L'actualité du livre
Littératureet Romans & Nouvelles  

AL
de Agnès Clerc
Seuil - Cadre rouge 2008 /  20 €- 131  ffr. / 320 pages
ISBN : 978-2020977791
FORMAT : 14x20.5 cm

Date de parution : 21/08/2008.

TU T´ES VUE QUAND T´AS LU ?...

Le titre intrigue, la quatrième de couverture attise une certaine curiosité, que les premières pages confirment. Dans un style plus que précieux, cisaillé, se découvre l’histoire d’une narratrice accompagnant une certaine Claire. Parce que le résumé de la couverture n’en dit pas plus, on hésite, en cette entrée dans le récit, à penser que le dit narrateur pourrait être l’alcool qui, en cette Claire, parlerait, comme une seconde conscience, éthylique, et pourtant plus lucide.

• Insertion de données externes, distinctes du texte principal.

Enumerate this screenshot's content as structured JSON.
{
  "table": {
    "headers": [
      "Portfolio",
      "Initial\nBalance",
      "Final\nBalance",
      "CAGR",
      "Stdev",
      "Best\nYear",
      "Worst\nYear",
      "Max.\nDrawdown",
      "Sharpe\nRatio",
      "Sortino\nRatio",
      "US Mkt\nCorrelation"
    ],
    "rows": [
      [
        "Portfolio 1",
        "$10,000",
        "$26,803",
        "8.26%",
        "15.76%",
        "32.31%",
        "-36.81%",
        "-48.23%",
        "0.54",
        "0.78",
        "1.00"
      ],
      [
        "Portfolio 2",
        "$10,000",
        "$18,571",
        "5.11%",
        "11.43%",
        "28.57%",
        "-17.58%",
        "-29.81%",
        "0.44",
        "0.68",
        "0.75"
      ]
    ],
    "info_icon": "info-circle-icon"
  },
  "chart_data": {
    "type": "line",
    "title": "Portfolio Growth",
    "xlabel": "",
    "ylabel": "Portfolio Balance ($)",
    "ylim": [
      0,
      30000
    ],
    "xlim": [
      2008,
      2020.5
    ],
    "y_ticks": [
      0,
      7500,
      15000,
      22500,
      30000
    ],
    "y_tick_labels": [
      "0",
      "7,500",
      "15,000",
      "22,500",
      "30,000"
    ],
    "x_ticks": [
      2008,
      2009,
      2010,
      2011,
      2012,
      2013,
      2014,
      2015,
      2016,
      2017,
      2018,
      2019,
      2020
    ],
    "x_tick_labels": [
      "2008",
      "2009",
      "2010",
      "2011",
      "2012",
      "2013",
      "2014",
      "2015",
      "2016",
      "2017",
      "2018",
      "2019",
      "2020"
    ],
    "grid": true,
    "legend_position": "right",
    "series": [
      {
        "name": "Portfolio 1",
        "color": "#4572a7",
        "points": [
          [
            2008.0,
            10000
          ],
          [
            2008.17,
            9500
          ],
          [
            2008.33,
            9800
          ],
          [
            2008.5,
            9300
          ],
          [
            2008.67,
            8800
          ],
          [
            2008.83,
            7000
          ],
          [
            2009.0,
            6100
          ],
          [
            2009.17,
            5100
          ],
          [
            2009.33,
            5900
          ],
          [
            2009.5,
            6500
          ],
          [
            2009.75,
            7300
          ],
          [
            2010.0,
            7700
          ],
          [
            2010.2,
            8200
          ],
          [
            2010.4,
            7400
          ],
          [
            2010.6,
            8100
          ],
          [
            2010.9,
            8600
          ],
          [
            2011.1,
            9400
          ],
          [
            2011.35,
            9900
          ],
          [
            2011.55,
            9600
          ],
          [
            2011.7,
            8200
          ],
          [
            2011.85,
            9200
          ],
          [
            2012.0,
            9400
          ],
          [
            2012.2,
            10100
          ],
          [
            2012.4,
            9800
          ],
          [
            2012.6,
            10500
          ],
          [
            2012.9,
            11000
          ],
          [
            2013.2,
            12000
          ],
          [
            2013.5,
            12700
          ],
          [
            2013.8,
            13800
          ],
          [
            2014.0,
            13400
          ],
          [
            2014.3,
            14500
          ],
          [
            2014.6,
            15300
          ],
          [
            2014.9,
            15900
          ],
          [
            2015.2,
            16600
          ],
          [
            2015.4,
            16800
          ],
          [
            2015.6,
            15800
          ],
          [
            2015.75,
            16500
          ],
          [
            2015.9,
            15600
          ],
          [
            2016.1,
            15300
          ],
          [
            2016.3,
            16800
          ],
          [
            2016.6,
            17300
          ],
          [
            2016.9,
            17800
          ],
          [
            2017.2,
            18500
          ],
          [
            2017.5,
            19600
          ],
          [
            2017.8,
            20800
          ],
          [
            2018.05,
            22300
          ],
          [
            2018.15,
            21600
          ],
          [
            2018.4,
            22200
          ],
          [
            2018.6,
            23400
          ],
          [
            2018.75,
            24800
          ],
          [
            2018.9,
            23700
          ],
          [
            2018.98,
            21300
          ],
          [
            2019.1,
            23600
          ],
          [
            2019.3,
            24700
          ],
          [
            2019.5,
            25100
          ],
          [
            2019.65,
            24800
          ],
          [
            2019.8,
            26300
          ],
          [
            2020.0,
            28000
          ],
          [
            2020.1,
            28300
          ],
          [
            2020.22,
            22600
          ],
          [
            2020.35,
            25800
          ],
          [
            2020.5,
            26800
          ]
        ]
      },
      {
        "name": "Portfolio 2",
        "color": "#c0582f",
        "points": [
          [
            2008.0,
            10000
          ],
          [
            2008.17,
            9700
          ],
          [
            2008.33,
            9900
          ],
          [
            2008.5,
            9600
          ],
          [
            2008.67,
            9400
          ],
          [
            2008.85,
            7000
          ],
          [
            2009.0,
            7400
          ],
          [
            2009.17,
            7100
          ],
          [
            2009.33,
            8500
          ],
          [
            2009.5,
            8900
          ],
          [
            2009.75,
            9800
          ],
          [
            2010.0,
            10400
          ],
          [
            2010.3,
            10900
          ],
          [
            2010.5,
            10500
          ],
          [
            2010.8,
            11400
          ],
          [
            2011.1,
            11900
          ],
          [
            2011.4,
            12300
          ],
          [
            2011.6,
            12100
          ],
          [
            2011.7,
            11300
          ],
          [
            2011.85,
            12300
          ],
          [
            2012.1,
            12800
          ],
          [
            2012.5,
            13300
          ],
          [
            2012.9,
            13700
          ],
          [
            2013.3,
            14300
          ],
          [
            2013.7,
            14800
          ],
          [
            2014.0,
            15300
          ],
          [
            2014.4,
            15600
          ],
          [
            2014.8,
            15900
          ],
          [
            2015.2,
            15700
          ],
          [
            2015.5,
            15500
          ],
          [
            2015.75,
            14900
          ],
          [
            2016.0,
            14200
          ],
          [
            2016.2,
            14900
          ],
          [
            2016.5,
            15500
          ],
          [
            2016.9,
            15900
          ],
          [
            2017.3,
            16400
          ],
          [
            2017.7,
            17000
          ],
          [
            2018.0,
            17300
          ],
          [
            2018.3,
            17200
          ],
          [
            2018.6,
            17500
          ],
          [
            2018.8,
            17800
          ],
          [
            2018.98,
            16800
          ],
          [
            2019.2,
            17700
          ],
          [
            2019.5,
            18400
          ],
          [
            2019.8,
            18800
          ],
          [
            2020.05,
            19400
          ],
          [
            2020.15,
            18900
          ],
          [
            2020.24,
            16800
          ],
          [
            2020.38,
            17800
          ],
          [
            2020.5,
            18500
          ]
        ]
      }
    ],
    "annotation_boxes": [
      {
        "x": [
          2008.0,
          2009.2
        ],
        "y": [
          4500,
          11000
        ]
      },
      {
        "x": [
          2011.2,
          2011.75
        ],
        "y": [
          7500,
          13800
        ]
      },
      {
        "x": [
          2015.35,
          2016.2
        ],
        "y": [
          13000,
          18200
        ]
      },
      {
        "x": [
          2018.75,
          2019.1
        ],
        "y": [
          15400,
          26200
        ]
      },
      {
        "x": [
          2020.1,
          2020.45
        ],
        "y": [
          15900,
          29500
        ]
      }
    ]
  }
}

C’eût été génial…

Hélas, quand le doute s’évanouit et que l’on comprend que la narratrice est un être de chair et de sang – et d’alcool aussi, donc -, voire, pire, l’auteur elle-même, on dessaoule aussi sec… et vient la méchante migraine. Car AL, finalement, n’est qu'une énième complainte égocentrée, le mal-être mis en mots d'une femme qui a trop lu, qui en sait trop et qui du coup cherche son nord magnétique ; l’alcool lui sert de boussole et les mots remplissent son vide...

A moins qu’ils ne le créent… Car l’auteur s’enfonce dans son récit comme en une tourbe. Les mots s’accumulent, qu’elle prend comme un mesquin plaisir à cueillir trop murs et luisant dans son vocabulaire très sophistiqué. Chaque page offre son, voire ses substantifs oubliés ou inconnus, mots désuets, volontiers complexes, qui lestent la lecture. Ils sont trop nombreux, ces bouts de phrases incompréhensibles ; ils déroutent le lecteur, en plus de lui donner la vilaine impression d’être, décidément, inculte. Antimatière littéraire : l’auteur crée comme une lumière noire, un tel concentré lexical et syntaxique que, agglutinés ainsi, les mots s’annulent et nourrissent un trou noir : vortex qui absorbe tout et ne restitue rien. Bref, du vide. Comme si l’on avait donné à Christine Angot une caisse de rouge et un dictionnaire des mots difficiles…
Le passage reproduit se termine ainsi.